Is there anything more fun than food on a stick? I mean, sure, eating it can be tricky and you run the risk of stabbing your husband while playing swords with your food (because that’s a totally normal and acceptable thing to do, yes?), but really, how many foods can you make into a sword anyway?
I’ve actually never made kabobs before this one, and let me tell you, I am in love. I loved having my chicken on my veggies all on one stick. I loved how fun they were to eat and dip in the peanut sauce, and I also loved how food on a stick meant there were next to no dishes to clean up. Seriously, I hate cleaning almost as much as I love cooking.

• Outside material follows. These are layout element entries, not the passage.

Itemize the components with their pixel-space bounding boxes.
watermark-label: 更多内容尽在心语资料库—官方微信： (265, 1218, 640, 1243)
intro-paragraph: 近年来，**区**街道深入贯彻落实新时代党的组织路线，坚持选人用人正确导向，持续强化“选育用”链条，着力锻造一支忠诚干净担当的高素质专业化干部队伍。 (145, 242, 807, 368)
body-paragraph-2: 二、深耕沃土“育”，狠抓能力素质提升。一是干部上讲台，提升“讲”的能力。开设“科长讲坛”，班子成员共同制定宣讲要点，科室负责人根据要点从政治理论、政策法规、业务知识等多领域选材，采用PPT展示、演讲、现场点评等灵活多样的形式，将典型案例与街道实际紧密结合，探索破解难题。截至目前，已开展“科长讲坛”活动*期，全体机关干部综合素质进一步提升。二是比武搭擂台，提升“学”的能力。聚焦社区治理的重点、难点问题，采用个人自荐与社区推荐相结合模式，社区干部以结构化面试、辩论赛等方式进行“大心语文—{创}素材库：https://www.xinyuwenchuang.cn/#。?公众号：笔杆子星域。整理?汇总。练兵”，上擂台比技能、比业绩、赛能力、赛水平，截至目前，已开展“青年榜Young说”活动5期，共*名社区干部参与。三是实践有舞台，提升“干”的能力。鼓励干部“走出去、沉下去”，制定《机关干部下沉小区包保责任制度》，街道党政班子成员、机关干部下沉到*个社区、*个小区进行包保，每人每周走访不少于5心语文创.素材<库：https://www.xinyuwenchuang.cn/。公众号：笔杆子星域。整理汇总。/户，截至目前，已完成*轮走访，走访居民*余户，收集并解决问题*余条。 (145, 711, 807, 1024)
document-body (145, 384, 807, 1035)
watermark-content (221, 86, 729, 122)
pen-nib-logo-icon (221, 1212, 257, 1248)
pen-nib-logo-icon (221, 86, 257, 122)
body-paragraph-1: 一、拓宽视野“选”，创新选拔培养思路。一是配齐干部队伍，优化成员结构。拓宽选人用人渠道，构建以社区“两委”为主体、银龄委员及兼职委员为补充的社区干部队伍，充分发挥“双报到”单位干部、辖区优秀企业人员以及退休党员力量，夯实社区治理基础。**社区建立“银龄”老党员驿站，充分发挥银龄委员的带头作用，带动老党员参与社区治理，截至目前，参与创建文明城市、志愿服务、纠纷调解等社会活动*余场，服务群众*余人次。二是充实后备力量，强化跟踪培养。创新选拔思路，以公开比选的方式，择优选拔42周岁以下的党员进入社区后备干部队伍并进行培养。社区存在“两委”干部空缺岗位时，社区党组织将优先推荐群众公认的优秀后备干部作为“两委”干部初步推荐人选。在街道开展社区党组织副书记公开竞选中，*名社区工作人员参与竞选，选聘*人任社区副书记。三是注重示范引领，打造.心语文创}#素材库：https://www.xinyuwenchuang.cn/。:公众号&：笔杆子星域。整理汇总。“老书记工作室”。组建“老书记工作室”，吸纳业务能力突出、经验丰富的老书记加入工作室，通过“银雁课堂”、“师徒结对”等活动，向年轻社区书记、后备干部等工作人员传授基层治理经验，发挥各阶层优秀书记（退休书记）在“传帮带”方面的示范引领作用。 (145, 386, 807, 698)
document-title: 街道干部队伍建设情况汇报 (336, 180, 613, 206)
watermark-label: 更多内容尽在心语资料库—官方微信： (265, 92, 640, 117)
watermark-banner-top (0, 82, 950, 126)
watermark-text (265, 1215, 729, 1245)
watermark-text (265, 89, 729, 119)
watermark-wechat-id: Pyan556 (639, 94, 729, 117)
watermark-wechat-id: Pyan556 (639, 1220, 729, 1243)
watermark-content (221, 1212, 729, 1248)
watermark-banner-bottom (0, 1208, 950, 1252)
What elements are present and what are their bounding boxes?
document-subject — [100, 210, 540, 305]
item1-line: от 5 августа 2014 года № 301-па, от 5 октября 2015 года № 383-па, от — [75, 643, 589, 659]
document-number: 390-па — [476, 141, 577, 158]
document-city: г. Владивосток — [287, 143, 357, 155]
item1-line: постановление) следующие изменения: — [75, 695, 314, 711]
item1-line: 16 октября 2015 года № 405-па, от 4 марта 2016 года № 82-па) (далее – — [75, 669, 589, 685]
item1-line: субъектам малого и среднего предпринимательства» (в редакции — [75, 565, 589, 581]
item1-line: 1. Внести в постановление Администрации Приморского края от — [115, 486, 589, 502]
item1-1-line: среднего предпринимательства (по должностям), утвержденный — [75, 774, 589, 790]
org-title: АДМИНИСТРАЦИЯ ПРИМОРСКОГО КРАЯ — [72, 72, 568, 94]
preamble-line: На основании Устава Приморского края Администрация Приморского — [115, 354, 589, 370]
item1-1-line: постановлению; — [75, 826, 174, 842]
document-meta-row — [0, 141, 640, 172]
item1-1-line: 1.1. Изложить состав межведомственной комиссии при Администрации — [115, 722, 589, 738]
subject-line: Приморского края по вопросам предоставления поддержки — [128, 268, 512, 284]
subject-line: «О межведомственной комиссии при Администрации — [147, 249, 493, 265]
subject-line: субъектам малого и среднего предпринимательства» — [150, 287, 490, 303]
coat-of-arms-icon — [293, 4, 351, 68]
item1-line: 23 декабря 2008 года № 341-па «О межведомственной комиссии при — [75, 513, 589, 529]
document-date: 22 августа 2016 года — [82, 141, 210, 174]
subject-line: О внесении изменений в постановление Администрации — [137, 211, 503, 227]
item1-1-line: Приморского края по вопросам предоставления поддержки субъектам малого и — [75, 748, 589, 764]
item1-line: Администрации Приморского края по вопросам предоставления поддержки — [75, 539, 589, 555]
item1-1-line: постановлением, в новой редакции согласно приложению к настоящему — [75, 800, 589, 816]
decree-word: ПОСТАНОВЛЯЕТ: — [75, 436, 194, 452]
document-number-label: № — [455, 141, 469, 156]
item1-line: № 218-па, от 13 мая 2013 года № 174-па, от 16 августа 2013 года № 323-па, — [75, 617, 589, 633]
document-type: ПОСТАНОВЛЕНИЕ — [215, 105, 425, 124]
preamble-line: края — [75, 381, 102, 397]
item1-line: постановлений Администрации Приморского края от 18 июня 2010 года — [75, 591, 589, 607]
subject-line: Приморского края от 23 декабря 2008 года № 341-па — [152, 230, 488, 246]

The chicken marinates in the peanut sauce to soak up all that delicious Thai peanut flavor, then gets grilled up with your veggies and dunked in lots more peanut-y deliciousness as you eat. You end up eating a lot less of the calorie-dense peanut sauce than if you were to eat traditional Pad Thai. Not to mention getting rid of the noodles and adding a bunch of veggies gives you all the flavors of classic Pad Thai with a fraction of the calories, and sticking it all on kabob skewers to grill up gives them an awesome summery touch!
They are topped off with fresh cilantro (my favorite food–I don’t care if you say it’s an “herb”, it’s still my favorite) and drizzles with sriracha for an extra spicy kick. Of course, those are option if you’re one of those weirdos who doesn’t like spicy food, or worse, you have that genetic “mutation” where you don’t like cilantro. Have you heard about that? Apparently it’s a genetic thing where to some people it tastes like soap. So glad I pulled the long straw on that one. 😉
- 1/2 cup peanut butter
- 1 1/2 tbsp fresh lime juice
- 1 tbsp coconut aminos or soy sauce
- 1 tsp sriracha + extra for drizzling
- approx 1/2 cup water, divided
- 1 1/2 lbs boneless skinless chicken breast, cut into 1" chunks
- 1 large red bell pepper, cut into 1" chunks
- approx 1 cup sugar snap peas
- 1/2 red onion, cut into 1" chunks
- fresh cilantro, optional
- In a medium bowl, whisk together peanut butter, lime juice, coconut aminos, sriracha and 1/4 cup water. Remove half the mixture (eyeball it), cover and set aside.
- Add 1/4 cup water to remaining mixture. Whisk to combine. Continue to slowly add water until it has reached the consistency of a marinade. I used about 1/4-1/3 cup. Place chicken and marinade in a large freezer bag or medium tupperware and marinate in the refrigerator for 1 hour (alternately, feel free to do this step up to 24 hours ahead of time).
- If using wooden skewers, soak skewers for 30 minutes before cooking (if you use metal, this is not necessary). Alternately place chicken, bell pepper, onion, and snap peas onto your skewers (you will most likely have room for about 2 of each) close together, but not crowding.
- Grill on medium-high heat until chicken is cooked throughout, about 5-7 minutes. Sprinkle with fresh cilantro and drizzle with srirach. Serve immediately with remaining peanut dipping sauce.
You may wish to heat the peanut sauce before serving. It can get quite thick while it sits, so microwaving for about 15 seconds and adding a tablespoon of water should get it back to your ideal consistency.